Simon Whitfield made history in his Olympic debut at Sydney 2000 where he unexpectedly became the first ever Olympic champion in men’s triathlon. An outstanding runner, Whitfield moved himself from the middle of the field after the swimming and cycling legs to the top step of the podium. He used his sprint speed to catch and pass the leader, German Stephan Vuckovic, less than 300 metres from the finish line before pulling away for the victory.
After an 11th place finish at Athens 2004, Whitfield and his team decided he needed a new strategy at Beijing 2008. Teammate Colin Jenkins willingly took up the role of domestique, which was a tactic borrowed from road cycling. Jenkins’ job was to get out of the water at the front of the pack and keep the leaders close during the cycling leg, chasing down and reeling in anyone who attempted to break away. That set the stage for Whitfield to shine during the 10-kilometre run. Fourth heading into the final lap, Whitfield picked up his pace for another sprint to the finish line, coming away with the silver medal. He
For his fourth Olympic Games at London 2012, Whitfield was selected as Team Canada’s flag bearer for the Opening Ceremony. But he was unable to finish his last Olympic race when he crashed his bike going over a speed bump and suffered a small break to his collarbone. The two-time Olympic medallist announced his retirement in October 2013.

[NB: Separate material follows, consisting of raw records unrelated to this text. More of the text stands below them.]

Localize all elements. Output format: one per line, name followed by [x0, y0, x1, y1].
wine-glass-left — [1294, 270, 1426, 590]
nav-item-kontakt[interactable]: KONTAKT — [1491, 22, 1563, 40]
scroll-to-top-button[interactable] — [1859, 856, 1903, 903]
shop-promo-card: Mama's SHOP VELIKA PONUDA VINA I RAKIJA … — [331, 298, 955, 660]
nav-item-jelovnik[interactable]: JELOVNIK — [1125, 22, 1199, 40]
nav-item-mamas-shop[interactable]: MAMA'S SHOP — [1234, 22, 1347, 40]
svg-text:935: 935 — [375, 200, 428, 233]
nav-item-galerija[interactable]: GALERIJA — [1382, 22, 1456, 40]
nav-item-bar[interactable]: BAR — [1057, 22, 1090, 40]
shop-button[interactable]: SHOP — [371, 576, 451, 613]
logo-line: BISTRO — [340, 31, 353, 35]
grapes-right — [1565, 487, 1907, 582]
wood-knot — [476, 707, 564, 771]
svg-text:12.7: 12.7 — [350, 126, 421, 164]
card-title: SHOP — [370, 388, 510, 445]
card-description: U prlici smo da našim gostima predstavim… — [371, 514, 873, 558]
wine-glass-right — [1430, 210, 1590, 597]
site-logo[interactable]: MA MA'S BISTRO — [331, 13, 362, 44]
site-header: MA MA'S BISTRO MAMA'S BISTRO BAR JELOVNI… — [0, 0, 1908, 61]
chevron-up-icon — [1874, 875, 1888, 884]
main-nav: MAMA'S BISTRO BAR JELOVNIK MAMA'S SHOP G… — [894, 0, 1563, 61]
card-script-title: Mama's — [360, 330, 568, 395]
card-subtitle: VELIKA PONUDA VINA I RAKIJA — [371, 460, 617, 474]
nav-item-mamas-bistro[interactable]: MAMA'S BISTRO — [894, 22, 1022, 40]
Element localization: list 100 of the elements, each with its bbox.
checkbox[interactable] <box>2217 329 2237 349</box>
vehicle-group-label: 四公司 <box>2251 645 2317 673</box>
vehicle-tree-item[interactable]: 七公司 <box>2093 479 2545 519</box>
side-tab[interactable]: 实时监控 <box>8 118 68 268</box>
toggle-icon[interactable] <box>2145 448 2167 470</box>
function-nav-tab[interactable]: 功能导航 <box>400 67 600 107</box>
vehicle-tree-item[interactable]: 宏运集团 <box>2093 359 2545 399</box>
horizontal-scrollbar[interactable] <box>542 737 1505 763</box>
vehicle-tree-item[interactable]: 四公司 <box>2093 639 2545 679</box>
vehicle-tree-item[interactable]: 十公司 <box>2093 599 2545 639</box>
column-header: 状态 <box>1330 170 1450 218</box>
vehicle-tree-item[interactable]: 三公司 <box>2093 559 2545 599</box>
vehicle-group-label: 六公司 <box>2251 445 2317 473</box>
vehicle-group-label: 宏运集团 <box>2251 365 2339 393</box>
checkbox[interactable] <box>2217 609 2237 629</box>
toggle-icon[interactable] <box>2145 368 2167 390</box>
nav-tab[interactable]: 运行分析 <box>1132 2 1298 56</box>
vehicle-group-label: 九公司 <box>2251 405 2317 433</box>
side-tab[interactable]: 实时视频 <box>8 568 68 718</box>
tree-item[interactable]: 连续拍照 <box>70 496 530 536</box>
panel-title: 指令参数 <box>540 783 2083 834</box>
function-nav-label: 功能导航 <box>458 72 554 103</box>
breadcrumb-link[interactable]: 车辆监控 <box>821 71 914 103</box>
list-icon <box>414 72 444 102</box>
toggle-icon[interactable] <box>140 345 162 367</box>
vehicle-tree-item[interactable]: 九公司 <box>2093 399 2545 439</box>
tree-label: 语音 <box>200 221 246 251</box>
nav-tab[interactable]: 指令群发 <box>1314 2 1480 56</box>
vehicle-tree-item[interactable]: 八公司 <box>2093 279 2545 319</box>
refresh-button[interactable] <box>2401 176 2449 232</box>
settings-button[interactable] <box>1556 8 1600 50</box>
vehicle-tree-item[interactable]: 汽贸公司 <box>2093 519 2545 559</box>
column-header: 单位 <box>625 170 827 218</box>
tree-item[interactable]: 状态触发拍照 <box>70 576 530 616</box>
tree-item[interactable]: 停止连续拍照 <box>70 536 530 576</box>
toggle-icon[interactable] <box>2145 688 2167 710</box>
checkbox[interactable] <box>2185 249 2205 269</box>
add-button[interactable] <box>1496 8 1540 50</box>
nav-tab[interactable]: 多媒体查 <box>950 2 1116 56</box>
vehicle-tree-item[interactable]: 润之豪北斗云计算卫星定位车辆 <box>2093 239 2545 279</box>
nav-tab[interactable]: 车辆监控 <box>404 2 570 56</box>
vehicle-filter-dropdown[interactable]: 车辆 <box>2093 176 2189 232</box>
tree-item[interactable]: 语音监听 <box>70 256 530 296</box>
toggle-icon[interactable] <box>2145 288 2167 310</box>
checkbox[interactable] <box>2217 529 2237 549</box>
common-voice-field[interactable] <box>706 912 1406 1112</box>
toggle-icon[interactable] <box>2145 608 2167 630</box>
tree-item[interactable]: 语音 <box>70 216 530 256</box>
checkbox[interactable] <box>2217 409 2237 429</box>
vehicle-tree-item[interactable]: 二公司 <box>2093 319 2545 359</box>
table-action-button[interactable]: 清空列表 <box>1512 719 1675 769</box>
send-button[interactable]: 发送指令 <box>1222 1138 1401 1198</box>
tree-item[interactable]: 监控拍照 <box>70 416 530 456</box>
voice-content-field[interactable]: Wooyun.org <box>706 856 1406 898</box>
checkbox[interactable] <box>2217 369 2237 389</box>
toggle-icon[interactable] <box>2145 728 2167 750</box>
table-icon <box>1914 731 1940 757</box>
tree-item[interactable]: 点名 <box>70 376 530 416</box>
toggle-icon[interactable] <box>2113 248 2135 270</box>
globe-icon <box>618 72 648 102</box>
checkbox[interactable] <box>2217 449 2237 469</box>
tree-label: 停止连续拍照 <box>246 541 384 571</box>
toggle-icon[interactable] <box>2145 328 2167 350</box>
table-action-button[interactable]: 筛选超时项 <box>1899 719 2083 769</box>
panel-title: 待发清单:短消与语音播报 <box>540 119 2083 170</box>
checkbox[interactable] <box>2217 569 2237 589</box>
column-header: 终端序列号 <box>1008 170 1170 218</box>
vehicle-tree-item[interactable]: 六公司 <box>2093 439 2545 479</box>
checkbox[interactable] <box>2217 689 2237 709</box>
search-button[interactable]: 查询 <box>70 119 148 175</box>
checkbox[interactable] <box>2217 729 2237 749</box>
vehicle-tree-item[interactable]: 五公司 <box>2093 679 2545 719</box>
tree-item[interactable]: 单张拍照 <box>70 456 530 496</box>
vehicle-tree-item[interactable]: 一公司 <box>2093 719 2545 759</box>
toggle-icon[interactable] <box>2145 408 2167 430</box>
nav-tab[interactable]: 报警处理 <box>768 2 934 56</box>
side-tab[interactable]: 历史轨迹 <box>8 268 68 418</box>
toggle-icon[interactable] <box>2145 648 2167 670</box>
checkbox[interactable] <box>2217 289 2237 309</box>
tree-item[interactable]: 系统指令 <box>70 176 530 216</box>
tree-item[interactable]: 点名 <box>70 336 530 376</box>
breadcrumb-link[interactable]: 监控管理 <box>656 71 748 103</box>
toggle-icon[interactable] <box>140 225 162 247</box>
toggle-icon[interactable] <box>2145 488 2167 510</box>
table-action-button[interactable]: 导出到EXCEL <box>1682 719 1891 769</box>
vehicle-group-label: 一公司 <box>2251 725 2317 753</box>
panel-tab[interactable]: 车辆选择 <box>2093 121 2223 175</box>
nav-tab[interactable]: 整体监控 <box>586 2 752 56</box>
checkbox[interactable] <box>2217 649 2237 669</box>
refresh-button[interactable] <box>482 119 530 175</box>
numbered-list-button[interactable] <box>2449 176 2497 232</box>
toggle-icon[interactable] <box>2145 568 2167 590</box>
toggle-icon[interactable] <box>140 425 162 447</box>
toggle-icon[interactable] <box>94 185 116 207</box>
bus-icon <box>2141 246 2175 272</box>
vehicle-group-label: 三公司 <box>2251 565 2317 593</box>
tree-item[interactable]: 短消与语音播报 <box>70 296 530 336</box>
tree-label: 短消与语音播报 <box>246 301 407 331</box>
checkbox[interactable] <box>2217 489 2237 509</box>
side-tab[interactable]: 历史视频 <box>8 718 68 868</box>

Whitfield’s success at multi-sport games also includes the bronze medal won at the 1999 Pan American Games in Winnipeg as well as the first ever gold medal awarded in triathlon at the Commonwealth Games in 2002.
During his 16 years as an elite international competitor, Whitfield earned 14 ITU World Cup victories and was a 12-time national champion. He received Honourary Doctor of Laws degrees from the University of Guelph and the University of Victoria. Whitfield was inducted the ITU Hall of Fame and Canada’s Sports Hall of Fame in 2017.